Note: I also like if a script has some documentation at the beginning and because the user usually expects to get some information with --help/-h, I am using regex to check CLI options and sed to display this documentation between #%A/#%B tags. The rest is quite self-explanatory.

EFS benchmarking or write operation

I have tested several variants of EFS for write speed. The test was quite simple, copy 1-gigabyte block of zeros to the partition. I repeated this 5 times and calculated average speed:

EFS has two different modes:

I have also compared it with EBS (Elastic Block Storage) which is used as default system volume and two EBS volumes with AWS side encryption with software RAID1 (mirroring with mdadm).

AWS environment is quite tricky for measuring I/O performance, because a lot of services supports "burst" mode, so you can throttle I/O for maximum for a short time, but in a long-term usage the I/O performance is spread over a longer period.

ConfigurationSpeed
Encrypted EFS, Max I/O on c4.8xlarge 74.22 MB/s
Encrypted EFS, GP on c4.8xlarge 102.4 MB/s
EBS RAID1 on c4.8xlarge 509.5 MB/s
EBS RAID1 with write sync on c4.8xlarge 100.66 MB/s
EncFS, GP on c4.8xlarge 54.28 MB/s
EFS, GP on c4.8xlarge 143.4 MB/s
S3FS on c5.9xlarge 79.6 MB/s
S3FS with fdatasync on c5.9xlarge 76.7 MB/s
EFS MaxIOPS 1024 MB/s, Network 10 Gbit/s of c5.9xlarge 83.5 MB/
EFS MaxIOPS 1024 MB/s, Network 10 Gbit/s of c5.9xlarge, fdatasync 79.0 MB/s
c5.24xlarge MaxIOPS 1024 MB/s, Network 25 Gbit/s 78.22 MB/s
c5.24xlarge MaxIOPS 1024 MB/s, Network 25 Gbit/s with file sync enabled 79.34 MB/s

Notes: I did not measure reading speed because I did not find it critical for my application.
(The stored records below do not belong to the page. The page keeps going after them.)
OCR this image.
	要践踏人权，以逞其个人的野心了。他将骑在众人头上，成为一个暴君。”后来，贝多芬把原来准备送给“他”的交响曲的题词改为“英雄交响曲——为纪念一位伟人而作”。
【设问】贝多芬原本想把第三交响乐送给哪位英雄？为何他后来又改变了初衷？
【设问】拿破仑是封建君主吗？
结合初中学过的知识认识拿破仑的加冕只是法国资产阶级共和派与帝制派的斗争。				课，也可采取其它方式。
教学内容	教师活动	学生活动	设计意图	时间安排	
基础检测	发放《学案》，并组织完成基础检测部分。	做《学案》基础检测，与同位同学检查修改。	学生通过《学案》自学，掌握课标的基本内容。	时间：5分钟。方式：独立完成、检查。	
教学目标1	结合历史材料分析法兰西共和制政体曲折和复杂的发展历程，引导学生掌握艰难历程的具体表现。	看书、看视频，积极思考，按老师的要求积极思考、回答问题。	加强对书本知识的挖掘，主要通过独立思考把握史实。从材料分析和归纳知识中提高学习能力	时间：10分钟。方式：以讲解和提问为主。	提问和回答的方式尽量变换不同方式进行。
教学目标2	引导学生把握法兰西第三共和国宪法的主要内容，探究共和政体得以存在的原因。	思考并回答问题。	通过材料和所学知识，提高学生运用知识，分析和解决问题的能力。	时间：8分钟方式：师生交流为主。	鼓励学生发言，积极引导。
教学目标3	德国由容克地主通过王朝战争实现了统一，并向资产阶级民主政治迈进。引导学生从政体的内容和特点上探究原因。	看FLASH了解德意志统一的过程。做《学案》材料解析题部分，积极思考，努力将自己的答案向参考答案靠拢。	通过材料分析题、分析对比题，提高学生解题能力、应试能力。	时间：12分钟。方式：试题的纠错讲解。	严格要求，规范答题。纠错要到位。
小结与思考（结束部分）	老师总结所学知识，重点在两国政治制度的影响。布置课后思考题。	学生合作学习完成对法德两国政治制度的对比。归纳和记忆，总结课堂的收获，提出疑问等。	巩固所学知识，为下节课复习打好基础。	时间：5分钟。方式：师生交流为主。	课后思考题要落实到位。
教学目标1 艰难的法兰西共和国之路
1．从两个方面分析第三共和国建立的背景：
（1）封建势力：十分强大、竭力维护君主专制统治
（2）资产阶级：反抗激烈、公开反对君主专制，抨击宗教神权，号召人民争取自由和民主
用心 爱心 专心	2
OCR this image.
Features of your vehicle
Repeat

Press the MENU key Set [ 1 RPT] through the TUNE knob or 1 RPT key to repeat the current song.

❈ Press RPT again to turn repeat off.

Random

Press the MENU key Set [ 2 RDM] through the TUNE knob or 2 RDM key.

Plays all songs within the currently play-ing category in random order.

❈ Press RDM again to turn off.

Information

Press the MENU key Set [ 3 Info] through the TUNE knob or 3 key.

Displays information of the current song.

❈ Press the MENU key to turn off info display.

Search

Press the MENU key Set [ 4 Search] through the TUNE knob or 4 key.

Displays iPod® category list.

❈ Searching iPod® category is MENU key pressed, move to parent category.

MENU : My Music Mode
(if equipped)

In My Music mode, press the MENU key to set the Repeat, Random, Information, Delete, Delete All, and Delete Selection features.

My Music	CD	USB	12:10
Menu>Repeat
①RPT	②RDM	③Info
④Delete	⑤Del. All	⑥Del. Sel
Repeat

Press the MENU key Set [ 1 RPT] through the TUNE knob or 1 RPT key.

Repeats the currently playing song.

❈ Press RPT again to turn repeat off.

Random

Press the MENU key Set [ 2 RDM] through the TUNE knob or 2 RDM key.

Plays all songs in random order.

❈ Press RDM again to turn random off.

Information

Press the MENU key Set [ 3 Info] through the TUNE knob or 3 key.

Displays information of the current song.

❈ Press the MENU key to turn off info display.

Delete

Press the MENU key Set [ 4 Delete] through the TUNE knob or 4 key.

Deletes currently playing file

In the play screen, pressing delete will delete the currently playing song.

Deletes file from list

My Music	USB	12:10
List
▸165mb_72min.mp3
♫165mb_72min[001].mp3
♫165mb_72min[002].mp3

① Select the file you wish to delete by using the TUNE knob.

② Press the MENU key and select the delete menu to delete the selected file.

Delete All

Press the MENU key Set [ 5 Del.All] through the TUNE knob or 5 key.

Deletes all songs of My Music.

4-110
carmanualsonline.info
For writing, EBS (with enabled encryption) was fastest, however when the sync is enforced its performance is quite similar to EFS. I tried a similar test with S3 via s3fs and in this case, it uses HTTPS over TCP. There was no difference between c5.9xlarge and c5.24xlarge even Amazon claims that 24xlarge is on the 25 GBit/s network (weird :P). In the end, we are using Encrypted EFS with general-purpose enabled, the application also keeps filenames and path in a separate database, so files are accessed directly without any overhead like traversing directories or searching a long list of files, etc.